International players have won golf's last four majors, the first time that has happened since 1994. And none of them was older than 30. Likewise, none was a household name like Lee Westwood or Rory McIlroy.
But maybe the state of the game shouldn't really come as any kind of shock. Internationals also own six of the top eight spots in the world rankings, with Phil Mickelson (at No. 4) and Tiger Woods (eighth) being the lone Americans. Now we know what can happen when the guy with 14 majors goes through a messy divorce. Or was it those nagging physical issues? Either way, welcome to the new order. At least for the moment. How long it lasts maybe only the Bubba Watsons and Dustin Johnsons of the food chain can help determine for sure.
Northern Ireland's Graeme McDowell started it all at last year's U.S. Open at Pebble Beach, when he came from three down on the final day despite shooting a 74 to beat France's Gregory Havret by one.
Since then it has been South Africa's Louis Oosthuizen at the British Open, Germany's Martin Kaymer at the PGA Championship and Charl Schwartzel, another South African, a month ago at the Masters. So is it just a sign of these times?
"I'm a big believer in sort of the way the game cycles," said McDowell, who became the first European to win a U.S. Open since Tony Jacklin did so 4 decades earlier. "Obviously, there was a group of European players back in the '80s and '90s who won majors. Sandy Lyle, Nick Faldo, Seve Ballesteros, Jose Maria Olazabal, Bernhard Langer. We're starting to do the same. We're getting many more opportunities to play at that level. European golf is stronger right now. Asia's looking strong, too. There's a lot of good U.S. guys, but golf is very global these days."
That might be a great thing for the rest of the planet, but does it necessarily go over well in this country?
"Of course you know people are going to pull for their own guys," acknowledged McDowell, who will defend his title June 16 to 19 when our national championship returns to Congressional Country Club in Bethesda, Md., for the third time and first since 1997. "It's only natural. I'm sure the American public wants to see the American players up there doing well. But I'm sure they can embrace the internationals as well.
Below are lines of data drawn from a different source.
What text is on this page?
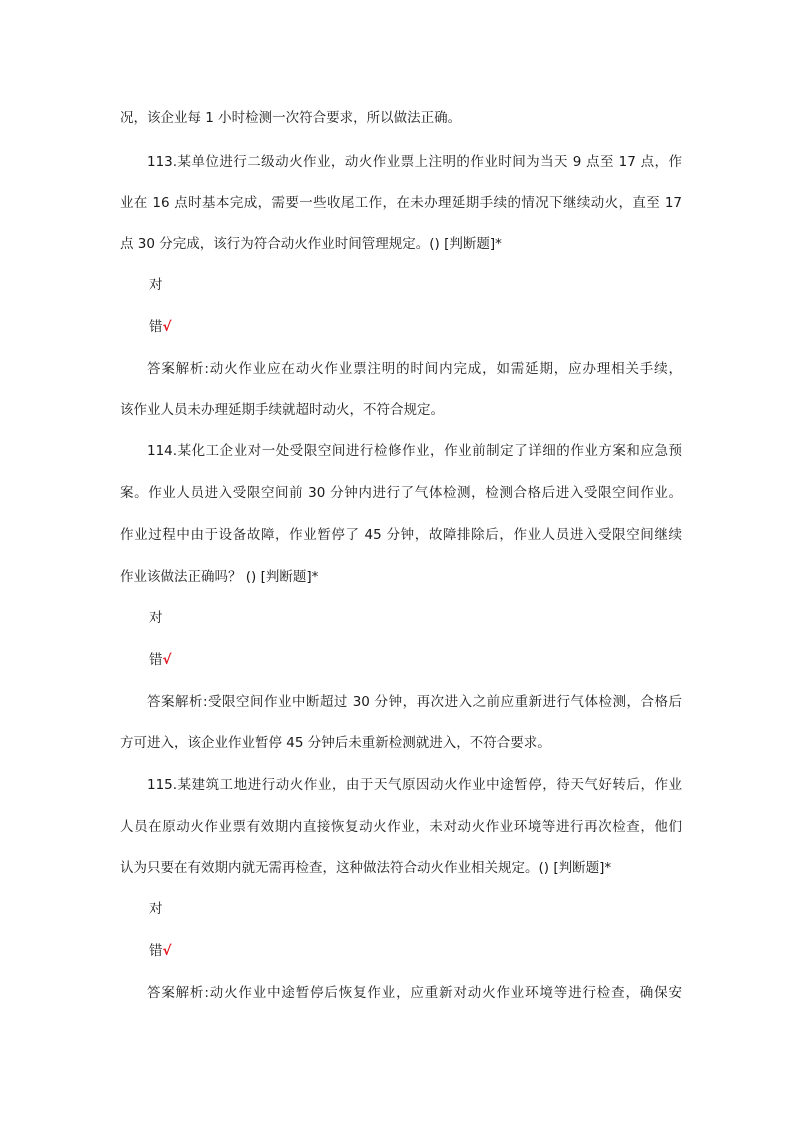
况，该企业每 1 小时检测一次符合要求，所以做法正确。
113.某单位进行二级动火作业，动火作业票上注明的作业时间为当天 9 点至 17 点，作
业在 16 点时基本完成，需要一些收尾工作，在未办理延期手续的情况下继续动火，直至 17
点 30 分完成，该行为符合动火作业时间管理规定。() [判断题]*
对
错√
答案解析:动火作业应在动火作业票注明的时间内完成，如需延期，应办理相关手续，
该作业人员未办理延期手续就超时动火，不符合规定。
114.某化工企业对一处受限空间进行检修作业，作业前制定了详细的作业方案和应急预
案。作业人员进入受限空间前 30 分钟内进行了气体检测，检测合格后进入受限空间作业。
作业过程中由于设备故障，作业暂停了 45 分钟，故障排除后，作业人员进入受限空间继续
作业该做法正确吗？ () [判断题]*
对
错√
答案解析:受限空间作业中断超过 30 分钟，再次进入之前应重新进行气体检测，合格后
方可进入，该企业作业暂停 45 分钟后未重新检测就进入，不符合要求。
115.某建筑工地进行动火作业，由于天气原因动火作业中途暂停，待天气好转后，作业
人员在原动火作业票有效期内直接恢复动火作业，未对动火作业环境等进行再次检查，他们
认为只要在有效期内就无需再检查，这种做法符合动火作业相关规定。() [判断题]*
对
错√
答案解析:动火作业中途暂停后恢复作业，应重新对动火作业环境等进行检查，确保安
I can understand why there might be a little bit of dwindling in interest [over here]. Still, it's only a matter of time until the strength comes through with the American players.
"I think they had it pretty cool there with Tiger, for 15 years or whatever. With him taking a step back it kind of allowed a lot of us to win a few. It's given the public a chance to see everyone else out there. Tiger's by no means done. He will be back, I imagine. But this shows how healthy the game really is."
That's certainly one way of assessing the playing field. And a diplomatic one at that. We'll just have to see how it unfolds. In the meantime, perhaps we have to get used to it.
McDowell, who is ranked fifth, hasn't been performing as well this season, as evidenced by Sunday's final round of The Players Championship. McDowell shot a final-round 79 to finish eight strokes behind winner K.J. Choi. McDowell entered the final round with a one-shot lead.
McDowell is coming off a 7-month run that couldn't get much better. At last October's Ryder Cup, he earned the clinching point in Europe's victory at Celtic Manor in Wales. Then he came from behind to beat Tiger in a playoff at Tiger's own tournament, the Chevron World Challenge in December.
"To have that kind of season was just amazing," McDowell said recently at the U.S. Open media day, where he got to play Congressional for the first time. "When you win a major, they say it's a life-changing experience. You hope you can back it up. Deep down, you want to continue to prove yourself. You don't want to be a one-hit wonder.
"I'm looking forward to digging myself out [of his current slump]. You need to get your butt kicked every once in a while. It's all good. There's an overwhelming responsibility that comes with [success]. The phone's a little hotter these days. I get recognized in airports and coffee shops. I can't slip in the back door. It takes a little time to get your head around it all."